China kombiniert einen Teil seiner CTG-Investitionen mit Technologien zur Emissionsminderung. Das Zhundong-Projekt von CHN Energy verbindet eine CTG-Anlage mit einer Jahreskapazität von 2 Milliarden Kubikmetern mit Elektrolysewasserstoff, Abwasserrecycling sowie einer Anlage zur CO₂-Abscheidung, -Nutzung und -Speicherung von jährlich 550.000 Tonnen. Eryu Wang, CCUS-Analystin bei Rystad Energy, erklärte, die dauerhafte Speicherung stehe in China noch am Anfang, während industrielle Nutzungsanwendungen bereits über eine beachtliche Marktbasis verfügten.

Wird das Ziel von 28 Milliarden Kubikmetern erreicht, könnte das Wachstum der chinesischen LNG-Importe moderater ausfallen.
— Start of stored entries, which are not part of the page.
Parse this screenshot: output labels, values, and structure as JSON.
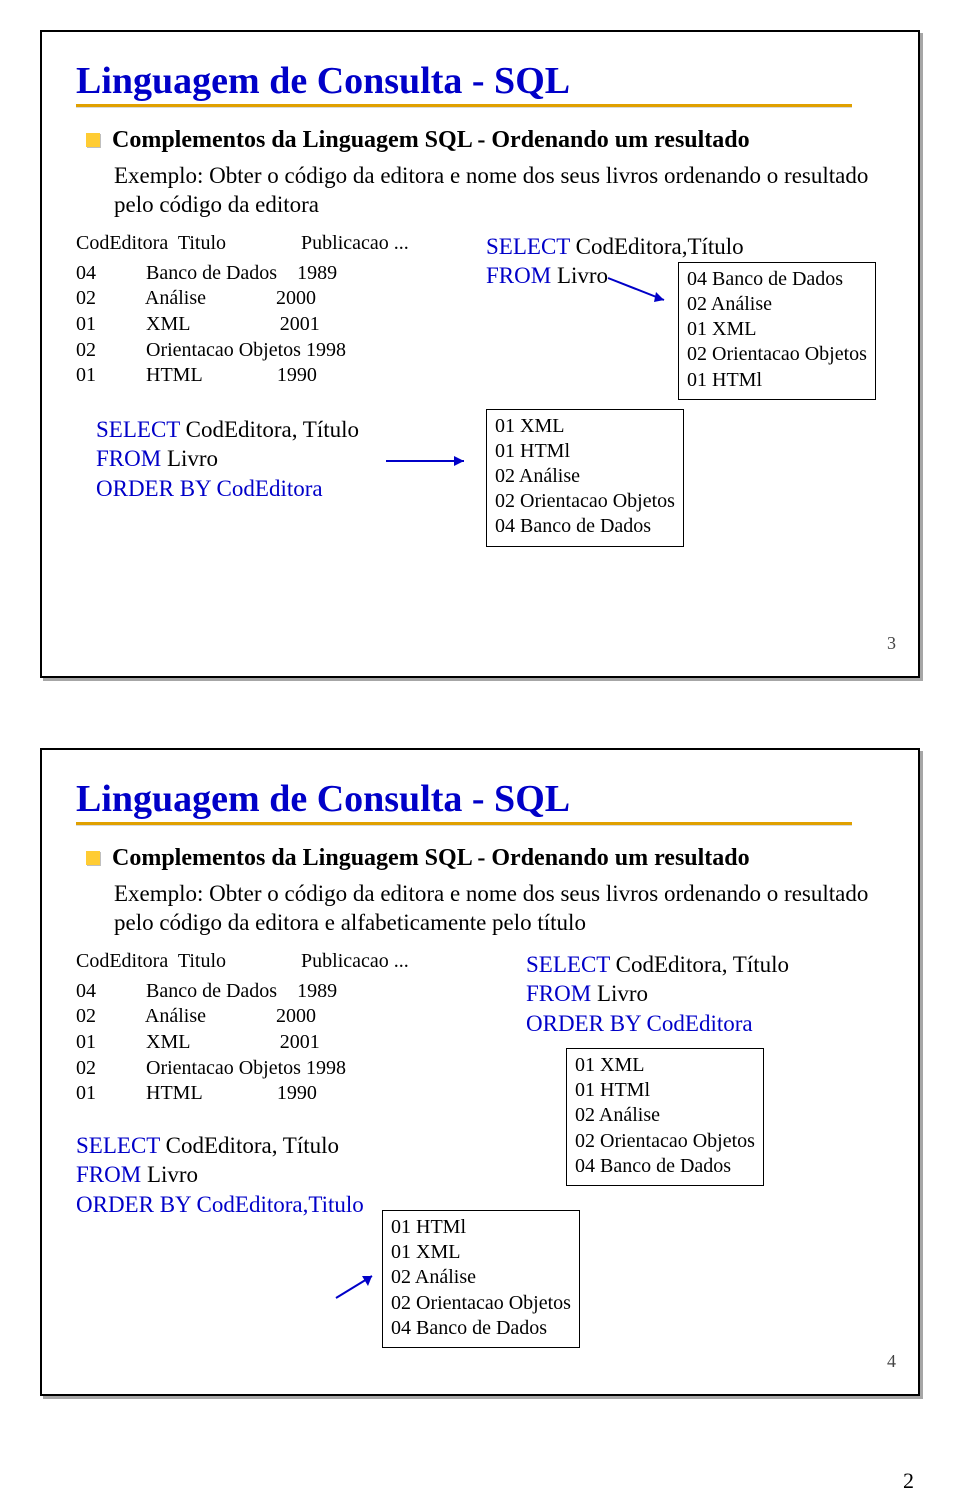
{
  "pageNumberOuter": "2",
  "slide3": {
    "title": "Linguagem de Consulta - SQL",
    "bullet": "Complementos da Linguagem SQL - Ordenando um resultado",
    "example": "Exemplo: Obter o código da editora e nome dos seus livros ordenando o resultado pelo código da editora",
    "tableHeader": "CodEditora  Titulo               Publicacao ...",
    "tableRows": "04          Banco de Dados    1989\n02          Análise              2000\n01          XML                  2001\n02          Orientacao Objetos 1998\n01          HTML               1990",
    "q1_l1a": "SELECT ",
    "q1_l1b": "CodEditora,Título",
    "q1_l2a": "FROM ",
    "q1_l2b": "Livro",
    "box1": "04 Banco de Dados\n02 Análise\n01 XML\n02 Orientacao Objetos\n01 HTMl",
    "q2_l1a": "SELECT ",
    "q2_l1b": "CodEditora, Título",
    "q2_l2a": "FROM ",
    "q2_l2b": "Livro",
    "q2_l3": "ORDER BY CodEditora",
    "box2": "01 XML\n01 HTMl\n02 Análise\n02 Orientacao Objetos\n04 Banco de Dados",
    "slideNum": "3"
  },
  "slide4": {
    "title": "Linguagem de Consulta - SQL",
    "bullet": "Complementos da Linguagem SQL - Ordenando um resultado",
    "example": "Exemplo: Obter o código da editora e nome dos seus livros ordenando o resultado pelo código da editora e alfabeticamente pelo título",
    "tableHeader": "CodEditora  Titulo               Publicacao ...",
    "tableRows": "04          Banco de Dados    1989\n02          Análise              2000\n01          XML                  2001\n02          Orientacao Objetos 1998\n01          HTML               1990",
    "q1_l1a": "SELECT ",
    "q1_l1b": "CodEditora, Título",
    "q1_l2a": "FROM ",
    "q1_l2b": "Livro",
    "q1_l3": "ORDER BY CodEditora,Titulo",
    "box1": "01 HTMl\n01 XML\n02 Análise\n02 Orientacao Objetos\n04 Banco de Dados",
    "q2_l1a": "SELECT ",
    "q2_l1b": "CodEditora, Título",
    "q2_l2a": "FROM ",
    "q2_l2b": "Livro",
    "q2_l3": "ORDER BY CodEditora",
    "box2": "01 XML\n01 HTMl\n02 Análise\n02 Orientacao Objetos\n04 Banco de Dados",
    "slideNum": "4"
  }
}
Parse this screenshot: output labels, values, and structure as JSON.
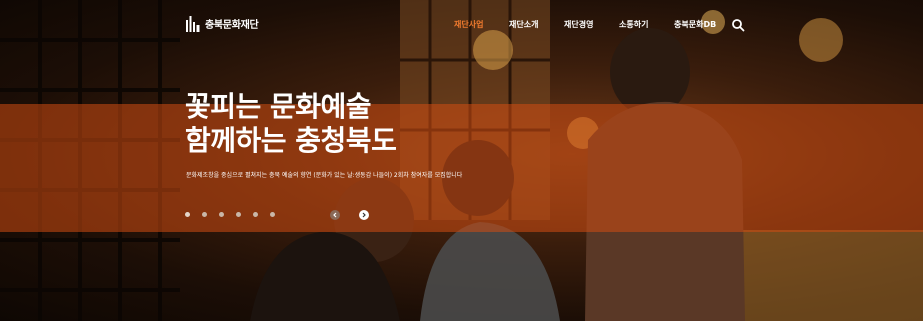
{
  "site": {
    "logo_text": "충북문화재단"
  },
  "nav": {
    "items": [
      {
        "label": "재단사업",
        "active": true
      },
      {
        "label": "재단소개",
        "active": false
      },
      {
        "label": "재단경영",
        "active": false
      },
      {
        "label": "소통하기",
        "active": false
      },
      {
        "label": "충북문화DB",
        "active": false
      }
    ],
    "search_icon": "search-icon"
  },
  "hero": {
    "headline_line1": "꽃피는 문화예술",
    "headline_line2": "함께하는 충청북도",
    "subtext": "문화제조창을 중심으로 펼쳐지는 충북 예술의 향연 (문화가 있는 날:생동감 나들이) 2회차 참여자를 모집합니다",
    "slides_total": 6,
    "active_slide": 1
  },
  "colors": {
    "accent": "#f07a2e",
    "band": "#d04c12"
  }
}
Das würde die Investitionsplanung und langfristige Lieferverträge von Exporteuren wie Australien, Katar und den Vereinigten Staaten beeinflussen. Eine schwächere zusätzliche Nachfrage aus China könnte zudem einen Teil der Schwankungen am internationalen LNG-Spotmarkt dämpfen und kurzfristig importabhängigen Käufern wie Südkorea zugutekommen.

Die Folgen reichen über Gasproduzenten und Händler hinaus. Ein langsameres Wachstum der chinesischen LNG-Einfuhren könnte das Tempo neuer Bestellungen für LNG-Tanker drosseln. Der breitere Einsatz der Kohlenstoffabscheidung in CTG-Anlagen dürfte dagegen Nachfrage nach CCUS-Ausrüstung und Ingenieurleistungen schaffen. CTG wird LNG voraussichtlich nicht vollständig verdrängen, doch Kostenvorteil und Kapazitätsausbau müssen Exporteure, Schiffbauer und Infrastrukturinvestoren in ihren Erwartungen an Chinas Gasnachfrage bis 2030 berücksichtigen.